If you would like tracing information for a rust unit test then you will need to decorate your test with the lance_test_macros::test attribute. This will wrap any existing test attributes that you are using:
#[lance_test_macros::test(tokio::test)]
async fn test() {
...
}
Then, when running your test, you will need to set the environment variable LANCE_TRACING to the your desired verbosity level (trace, debug, info, warn, error):
LANCE_TESTING=debug cargo test dataset::tests::test_create_dataset
This will create a .json file (named with a timestamp) in your working directory. This .json file can be loaded by chrome or by https://ui.perfetto.dev
If you would like to trace a python script (application, benchmark, test) then you can easily do so using the lance.tracing module. Simply call:
from lance.tracing import trace_to_chrome
trace_to_chrome(level="debug")
# rest of script
A single .json trace file will be generated after python has exited.
You can use the trace_to_chrome
function within the benchmarks, but for
sensible results you'll want to force the benchmark to just run only once.
To do this, rewrite the benchmark using the pedantic API:
def run():
"Put code to benchmark here"
...
benchmark.pedantic(run, iterations=1, rounds=1)
The current tracing implementation is slightly flawed when it comes to async operations that run in parallel. The rust tracing-chrome library emits trace events into the chrome trace events JSON format. This format is not sophisticated enough to represent asynchronous parallel work.
As a result, a single instrumented async method may appear as many different spans in the UI.
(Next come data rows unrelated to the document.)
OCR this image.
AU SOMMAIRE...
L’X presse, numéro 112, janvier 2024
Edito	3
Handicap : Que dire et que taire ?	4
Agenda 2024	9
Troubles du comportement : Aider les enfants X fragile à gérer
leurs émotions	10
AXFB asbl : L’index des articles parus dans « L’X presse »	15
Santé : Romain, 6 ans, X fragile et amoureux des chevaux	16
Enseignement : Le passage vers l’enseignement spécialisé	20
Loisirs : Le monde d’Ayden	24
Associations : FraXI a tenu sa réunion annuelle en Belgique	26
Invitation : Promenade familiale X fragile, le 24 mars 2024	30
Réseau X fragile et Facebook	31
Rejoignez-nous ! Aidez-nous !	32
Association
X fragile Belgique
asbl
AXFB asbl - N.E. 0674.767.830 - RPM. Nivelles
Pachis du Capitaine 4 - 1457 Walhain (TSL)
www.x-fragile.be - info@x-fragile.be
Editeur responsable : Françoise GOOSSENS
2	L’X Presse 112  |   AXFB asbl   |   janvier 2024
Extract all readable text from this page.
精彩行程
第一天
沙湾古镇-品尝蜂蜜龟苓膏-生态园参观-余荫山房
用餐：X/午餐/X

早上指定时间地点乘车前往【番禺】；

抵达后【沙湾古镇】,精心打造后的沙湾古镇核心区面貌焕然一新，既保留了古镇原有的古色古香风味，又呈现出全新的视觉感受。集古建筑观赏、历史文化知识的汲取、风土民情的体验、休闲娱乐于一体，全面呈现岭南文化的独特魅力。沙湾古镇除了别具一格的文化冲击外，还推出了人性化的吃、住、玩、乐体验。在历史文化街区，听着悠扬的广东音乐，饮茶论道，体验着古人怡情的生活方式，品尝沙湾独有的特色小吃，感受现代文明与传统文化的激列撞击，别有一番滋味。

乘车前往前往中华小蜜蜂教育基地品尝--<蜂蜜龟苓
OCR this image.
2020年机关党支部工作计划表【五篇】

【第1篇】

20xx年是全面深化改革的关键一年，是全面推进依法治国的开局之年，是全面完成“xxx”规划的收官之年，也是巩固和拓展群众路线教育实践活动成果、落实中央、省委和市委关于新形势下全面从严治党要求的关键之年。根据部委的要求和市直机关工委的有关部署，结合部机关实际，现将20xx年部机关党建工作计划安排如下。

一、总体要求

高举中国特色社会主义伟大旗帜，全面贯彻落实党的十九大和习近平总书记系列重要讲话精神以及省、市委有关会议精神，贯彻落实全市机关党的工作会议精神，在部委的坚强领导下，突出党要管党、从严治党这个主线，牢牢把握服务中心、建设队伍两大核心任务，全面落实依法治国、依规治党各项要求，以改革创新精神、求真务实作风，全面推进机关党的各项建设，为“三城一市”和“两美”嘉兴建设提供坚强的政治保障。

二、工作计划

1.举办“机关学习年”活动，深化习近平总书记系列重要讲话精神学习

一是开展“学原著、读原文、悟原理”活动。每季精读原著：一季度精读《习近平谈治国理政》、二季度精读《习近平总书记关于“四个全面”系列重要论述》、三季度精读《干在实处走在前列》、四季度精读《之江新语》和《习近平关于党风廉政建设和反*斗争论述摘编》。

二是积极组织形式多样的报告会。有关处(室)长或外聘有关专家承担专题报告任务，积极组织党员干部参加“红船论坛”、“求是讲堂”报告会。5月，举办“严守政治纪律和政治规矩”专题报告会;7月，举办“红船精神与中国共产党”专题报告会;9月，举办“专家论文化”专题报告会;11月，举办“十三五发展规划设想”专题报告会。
The integration tests run against local minio and local dynamodb. To start the services, run
docker compose up
Then you can run the tests with
pytest --run-integration python/tests/test_s3_ddb.py
On Mac or Linux, you can build manylinux wheels locally for Linux. The easiest
way to do this is to use zig
with maturin build
. Before you do this, you'll
need to make you (1) install zig
and (2) install the toolchains:
rustup target add x86_64-unknown-linux-gnu
rustup target add aarch64-unknown-linux-gnu
For x86 Linux:
maturin build --release --zig \
--target x86_64-unknown-linux-gnu \
--compatibility manylinux2014 \
--out wheels
For ARM / aarch64 Linux:
maturin build --release --zig \
--target aarch_64-unknown-linux-gnu \
--compatibility manylinux2014 \
--out wheels
On a Mac, you can build wheels locally for MacOS:
maturin build --release \
--target aarch64-apple-darwin \
--out wheels
maturin build --release \
--target x86_64-apple-darwin \
--out wheels
When an operation should run in parallel you typically need to specify how many threads
to use. For example, as input to StreamExt::buffered
. There are two numbers you can
use. You can use ObjectStore::io_parallelism
or get_num_compute_intensive_cpus
.
Often, operations will do a little of both compute and I/O, and you will need to make
a judgement call. If you are unsure, and you are doing any I/O, then picking the
io_parallelism
is a good fallback behavior. The worst case is just that we over-parallelize
and there is more CPU contention then there needs to be. If this becomes a problem we
can always split the operation into two parts and use the two different thread pools.